Ali was the father of 14 sons and at least 17 daughters, with at least as many as 22 women. The Alids are his descendants through all of these. His wives were as recorded: Fatima, who was his only wife until she died in 633; Ummu l-Banin; Layla; Asma'; Ummu l-Habib (Sahba); Umama; Khawla; Umm Sa'id; Mahyat. Other women are recorded too, but for these we do not know much, and little about whether they gave Ali children or not (Women named 'Umm' first must have been mothers since 'Umm' is an honorary title meaning 'Mother of'): Umm Hani'; Maimuna; Zainab; Ramla; Umm Kulthum; Fatima; Umama; Khadija; Ummu l-Kiram; Umm Salama; Umm Jafar; Jumana; Nafisa.
The principal Alids were the ones from the marriage with Fatima, Hassan and Husayn, the second and the third Imam of Shi'i Islam. Most of the early Alids were unfortunate, and their sad stories fill large parts of the historical texts from this period.

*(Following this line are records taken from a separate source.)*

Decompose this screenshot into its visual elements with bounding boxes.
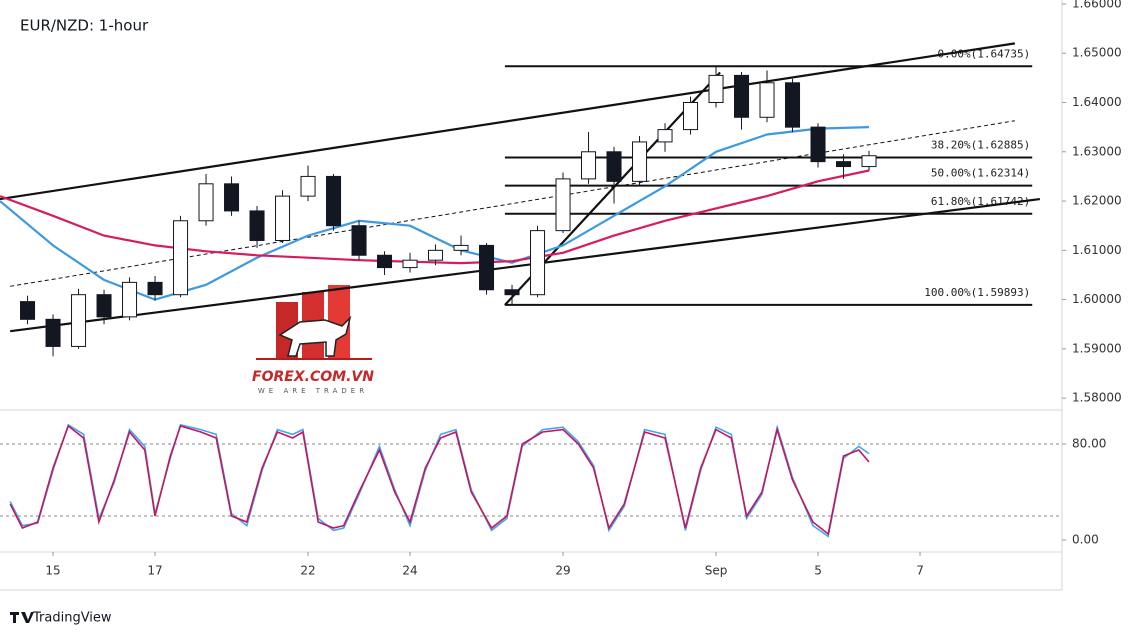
x-tick-label: 5	[814, 564, 822, 578]
candle-body	[708, 74, 724, 104]
candle-body	[147, 281, 163, 296]
watermark-title: FOREX.COM.VN	[252, 369, 374, 385]
trendline	[10, 197, 1041, 333]
x-tick-label: 24	[402, 564, 417, 578]
candle-body	[122, 281, 138, 318]
candle-body	[504, 289, 520, 296]
candle-body	[759, 82, 775, 118]
y-tick-label: 1.62000	[1072, 194, 1122, 208]
stochastic-line	[9, 424, 870, 536]
candle-body	[606, 151, 622, 182]
y-tick-label: 1.58000	[1072, 391, 1122, 405]
candle-body	[20, 301, 36, 320]
y-tick-label: 1.64000	[1072, 95, 1122, 109]
x-tick-label: Sep	[705, 564, 728, 578]
candle-body	[249, 210, 265, 241]
footer-brand: TradingView	[32, 611, 112, 626]
y-tick-label: 0.00	[1072, 532, 1099, 546]
chart-title: EUR/NZD: 1-hour	[20, 17, 149, 35]
candle-body	[657, 129, 673, 143]
y-tick-label: 1.65000	[1072, 46, 1122, 60]
y-tick-label: 1.66000	[1072, 0, 1122, 10]
y-tick-label: 1.59000	[1072, 341, 1122, 355]
candle-body	[45, 318, 61, 347]
y-tick-label: 80.00	[1072, 436, 1106, 450]
logo-bull	[278, 315, 352, 357]
candle-body	[810, 126, 826, 163]
logo-base	[256, 358, 372, 360]
candle-body	[683, 102, 699, 131]
x-tick-label: 29	[555, 564, 570, 578]
candle-body	[326, 175, 342, 227]
y-tick-label: 1.61000	[1072, 243, 1122, 257]
x-tick-label: 15	[45, 564, 60, 578]
x-tick-label: 22	[300, 564, 315, 578]
candle-body	[402, 259, 418, 269]
candle-body	[71, 294, 87, 347]
candle-body	[96, 294, 112, 318]
candle-body	[351, 225, 367, 256]
y-tick-label: 1.63000	[1072, 144, 1122, 158]
candle-body	[428, 249, 444, 261]
fib-label: 50.00%(1.62314)	[931, 167, 1030, 180]
watermark-subtitle: WE ARE TRADER	[258, 387, 368, 395]
candle-body	[224, 183, 240, 212]
y-tick-label: 1.60000	[1072, 292, 1122, 306]
candle-body	[555, 178, 571, 232]
watermark: FOREX.COM.VN WE ARE TRADER	[252, 285, 374, 395]
moving-average	[0, 126, 870, 301]
candle-body	[861, 155, 877, 168]
fib-label: 38.20%(1.62885)	[931, 138, 1030, 151]
candle-body	[275, 195, 291, 241]
candle-body	[632, 141, 648, 182]
candle-body	[377, 254, 393, 269]
tradingview-logo	[10, 612, 34, 623]
fib-label: 100.00%(1.59893)	[924, 286, 1030, 299]
x-tick-label: 17	[147, 564, 162, 578]
candle-body	[453, 244, 469, 251]
candle-body	[581, 151, 597, 180]
candle-body	[785, 82, 801, 128]
candle-body	[734, 74, 750, 118]
candle-body	[300, 175, 316, 197]
candle-body	[530, 230, 546, 296]
candle-body	[173, 220, 189, 296]
candle-body	[479, 244, 495, 291]
fib-label: 0.00%(1.64735)	[937, 47, 1030, 60]
trendline	[0, 42, 1016, 201]
candle-body	[198, 183, 214, 222]
candle-body	[836, 161, 852, 168]
x-tick-label: 7	[916, 564, 924, 578]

All through Muslim history, groups have claimed to be of Alid origin, often without much justification. Dynasties like the Fatimids and the Almohads, were probably not really Alids, even when claiming so. In more recent times, Alids have carried titles like saiyyid and sharīf, and have had the right to wear a green turban. An Alid of modern times must prove his heritage by a certificate or genealogical tree. In modern times, Alid descendancy carries little but status, and have lost all political importance compared to earlier times.